Specialization: Biology. Internship: Harvard medical school, USA.
When Karina submitted an application for the Yessenov Foundation competition for grant research, she may already have had a specific plan in mind for later life. A student from Ust-Kamenogorsk, she won the competition and had an excellent internship in one of the best medical schools in the world. But this isn’t the biggest surprise, it’s what lies ahead of her — a doctorate in neurobiology at that same Harvard school. As the saying goes, there are no coincidences.
And it is not surprising that Karina listens to podcasts even while working in the laboratory free time is very scarce, but when she has some, she likes to walk and read. Of course, she doesn’t miss out on box-sets. And when she comes home to East Kazakhstan, she always tries to get out of the city – “Our country is really very beautiful,” she explains.

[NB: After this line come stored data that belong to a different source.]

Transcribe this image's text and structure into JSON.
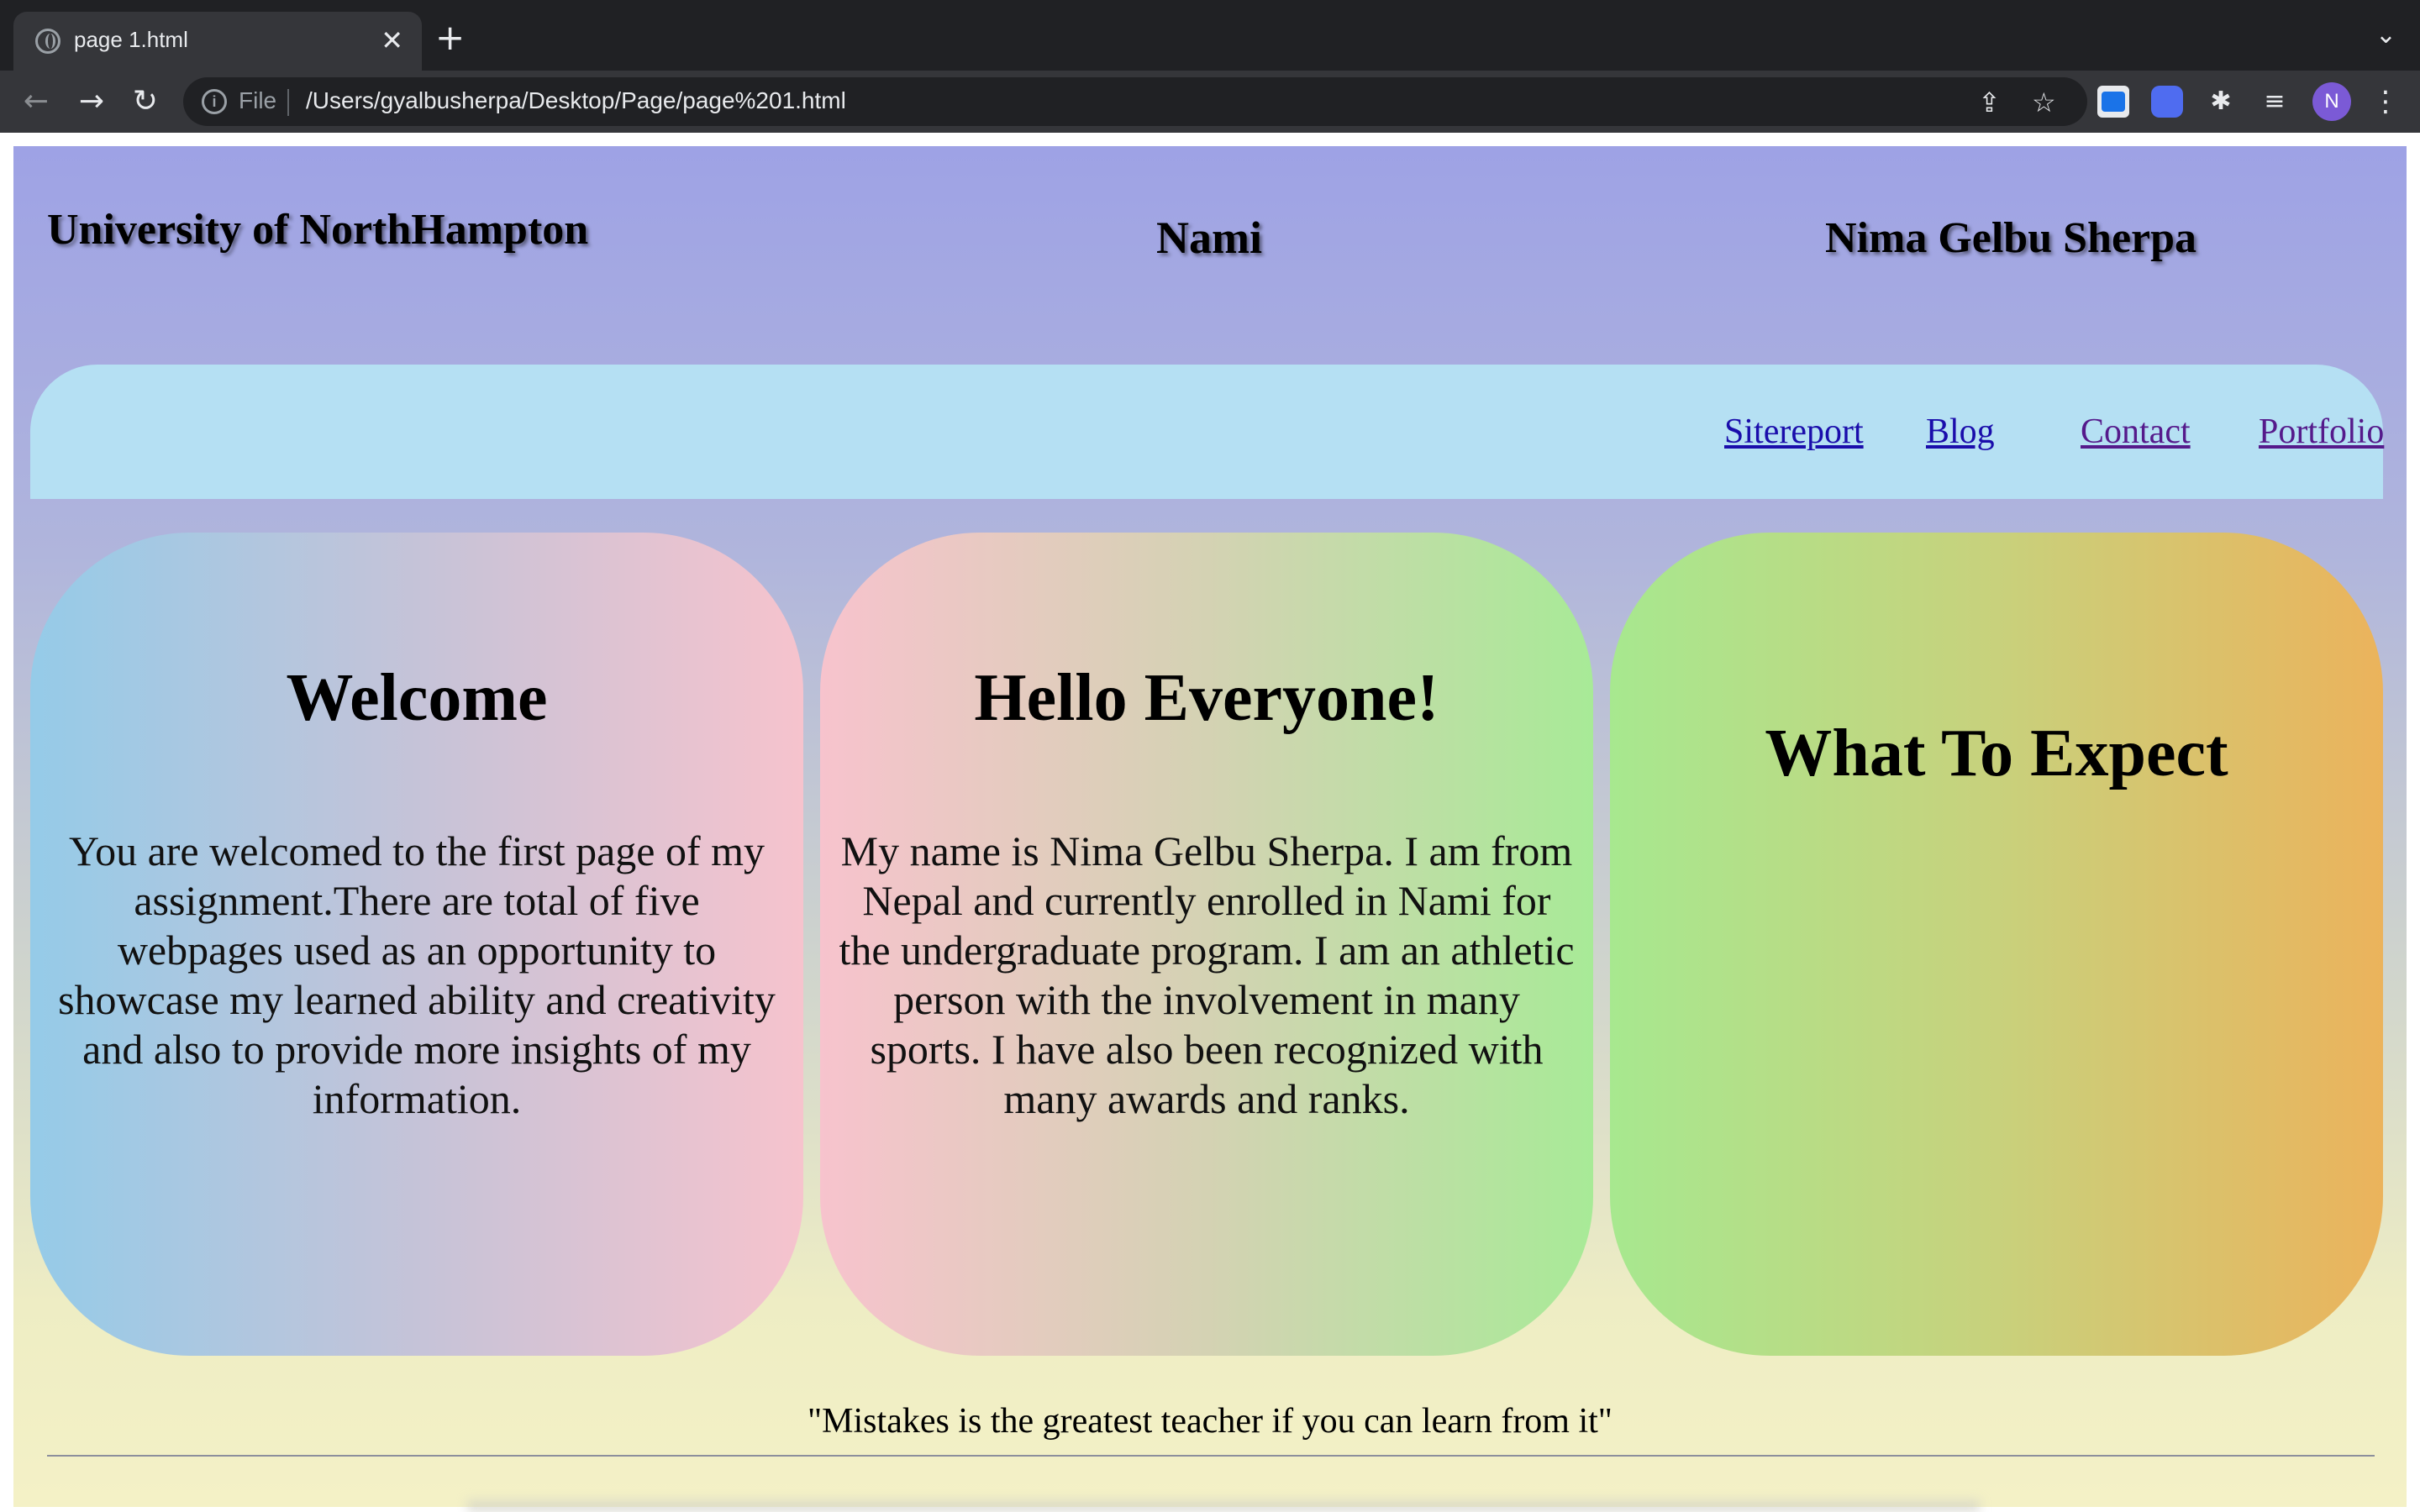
{
  "browser": {
    "tab_title": "page 1.html",
    "tab_close": "✕",
    "new_tab": "+",
    "tab_menu": "⌄",
    "back": "←",
    "forward": "→",
    "reload": "↻",
    "info_icon": "i",
    "scheme_label": "File",
    "url": "/Users/gyalbusherpa/Desktop/Page/page%201.html",
    "share": "⇪",
    "bookmark": "☆",
    "extensions": "✱",
    "reading_list": "≡",
    "profile_initial": "N",
    "menu": "⋮"
  },
  "header": {
    "university": "University of NorthHampton",
    "center": "Nami",
    "author": "Nima Gelbu Sherpa"
  },
  "nav": {
    "links": [
      "Sitereport",
      "Blog",
      "Contact",
      "Portfolio"
    ]
  },
  "cards": [
    {
      "title": "Welcome",
      "text": "You are welcomed to the first page of my assignment.There are total of five webpages used as an opportunity to showcase my learned ability and creativity and also to provide more insights of my information."
    },
    {
      "title": "Hello Everyone!",
      "text": "My name is Nima Gelbu Sherpa. I am from Nepal and currently enrolled in Nami for the undergraduate program. I am an athletic person with the involvement in many sports. I have also been recognized with many awards and ranks."
    },
    {
      "title": "What To Expect",
      "text": ""
    }
  ],
  "footer": {
    "quote": "\"Mistakes is the greatest teacher if you can learn from it\""
  },
  "colors": {
    "link": "#1a0dab",
    "visited_link": "#551a8b",
    "navbar": "#b5e0f3",
    "profile_avatar": "#7b5ad6"
  }
}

Karina, why are you interested in biology and why do you plan to devote your doctoral studies to neurobiology? I’ve had an interest since childhood, no matter how banal it may sound. I was a rather curious child and always asked questions. There are a lot of interesting things, but life for me is the most interesting. And biology is just trying to understand how different organisms live. I think that the brain and nervous system are the most incredible manifestations of life, and that’s what I want to explore.

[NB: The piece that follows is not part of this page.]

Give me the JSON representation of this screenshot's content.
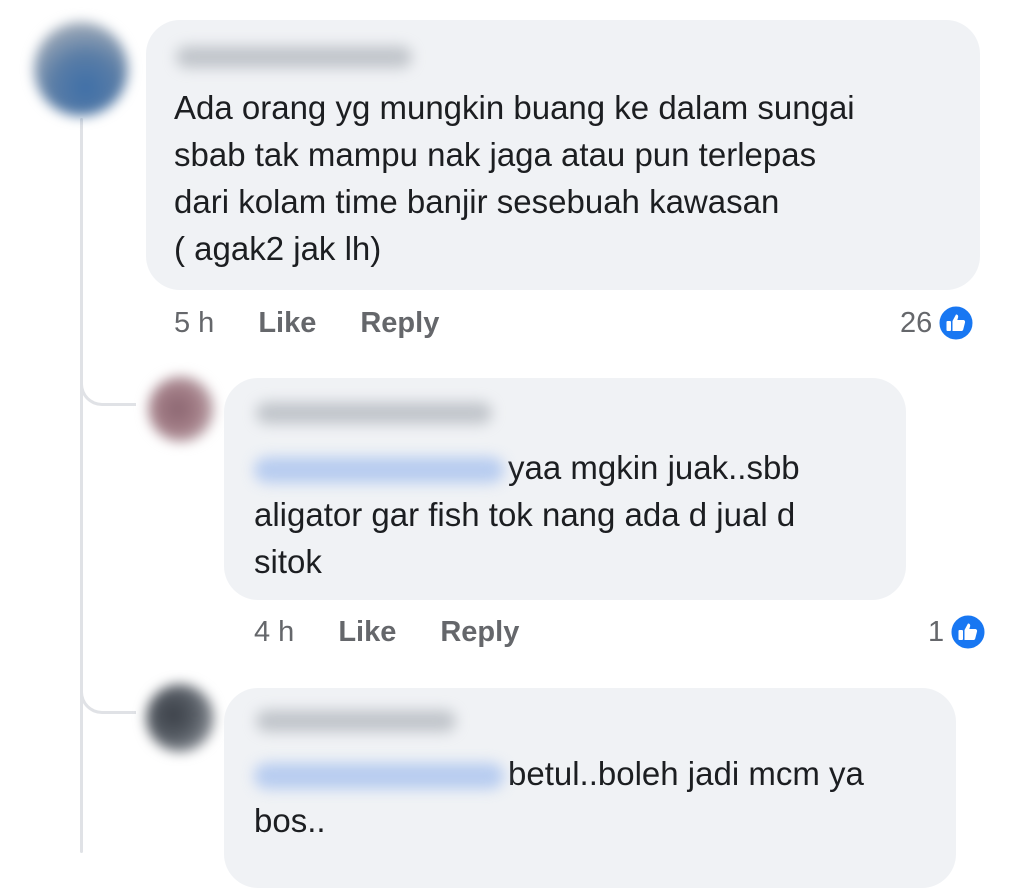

What useful tips can tell about the foundation’s grant competition for those who haven’t risked applying yet?
The most difficult thing was the psychology. I knew that smart and hard-working guys had been winners in the past, and at first it was scary to go for the same contest. Now of course I am very glad that doubts and fears did not stop me. The competition for all of us was not just an opportunity to win a grant, but also excellent training. The skills of writing an essay and presenting yourself in a business context are especially useful.
How was the internship?
I really liked the laboratory of Dr. David Ginty, I saw for real the conditions that research should be carried out in. We studied developmental neuroscience. The goal was to understand how the spinal cord develops. The work was very creative. To achieve results, we designed and manufactured so-called “viral vectors” — viruses with which you can change the proteins that the cell produces. I even managed to construct and clone one of them myself. I made most of the viruses for the project. Then we injected them into mice and studied their spinal cord. According to the results of the study, we were able to detect the protein necessary for the development of spinal cord cells.
Was it possible to create an antivirus or a medicine?

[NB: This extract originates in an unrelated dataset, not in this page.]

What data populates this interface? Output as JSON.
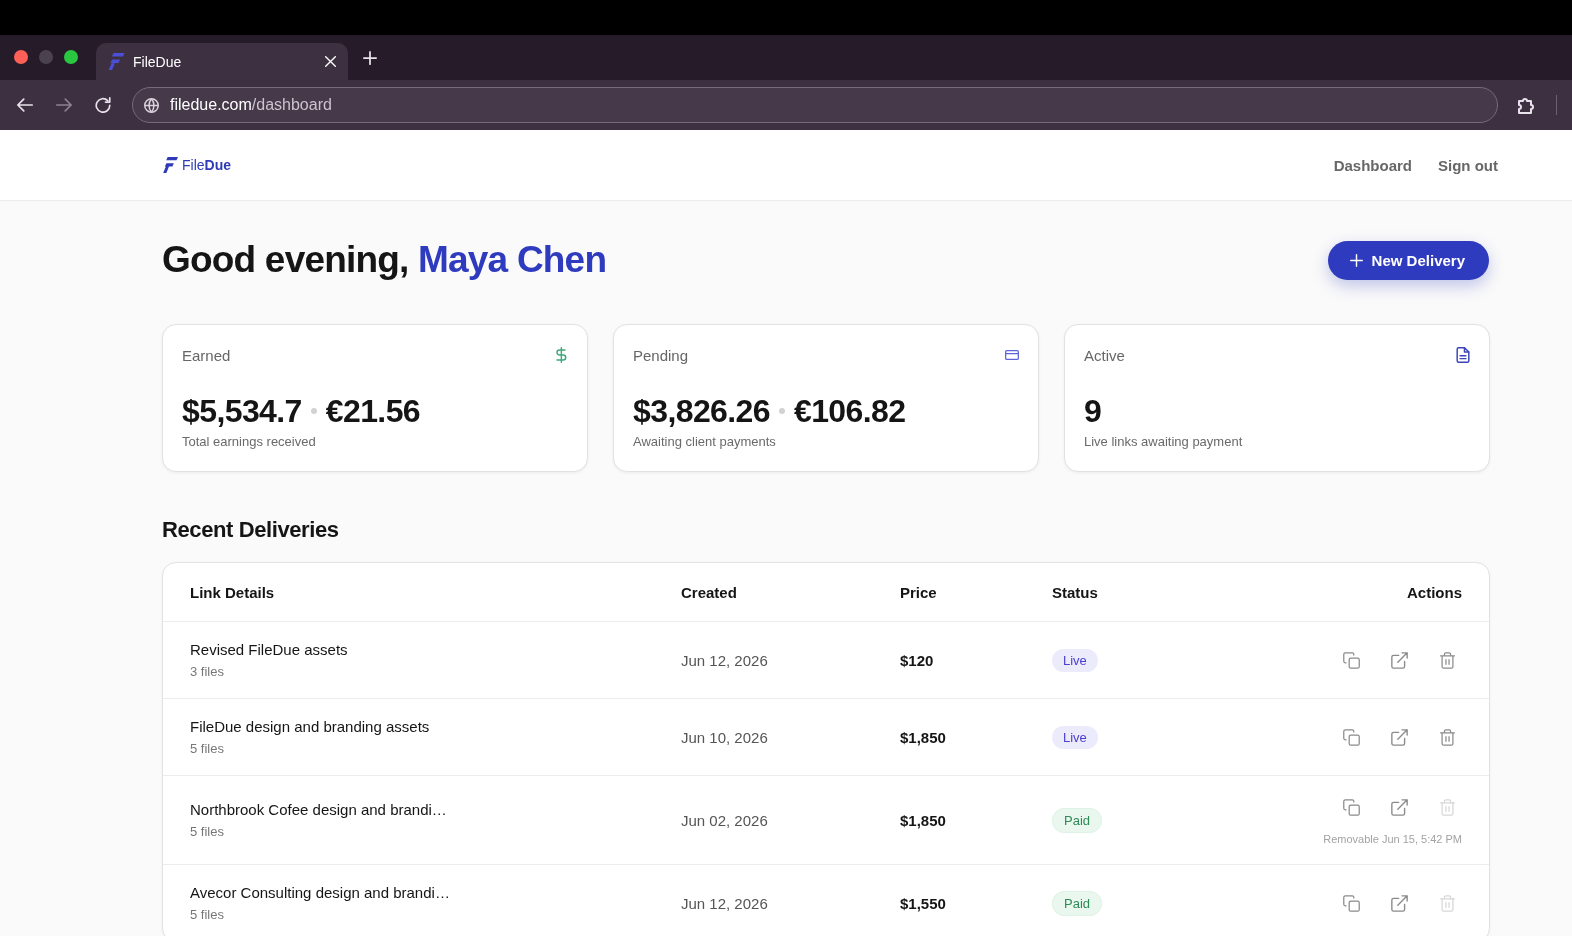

Such studies are not done quickly and do not provide answers to all questions. Our work was not aimed at applied medical benefits. But understanding the different processes will find applications in practice. For example, in the process of human development in the womb much can go wrong. So such work as ours helps to find exactly what needs to be “treated”. Secondly, I consider the acquisition of experience in the field that I will study to be an important result for myself.
Were You able to discover the non-scientific world of America?Harvard is located in a stunning city – Boston, and that summer I fell head over heels in love with it. During the three-month internship I had only three days off, but I managed to see all the main attractions, to get around the most beautiful streets. One weekend, me and the other winners of the Yessenov Foundation program met in new York. It was two unforgettable days – a sea of impressions and positive emotions.
Karina has already left for Harvard and in the fall begins a six-year PhD program, where as she had hoped to, she will study neurobiology.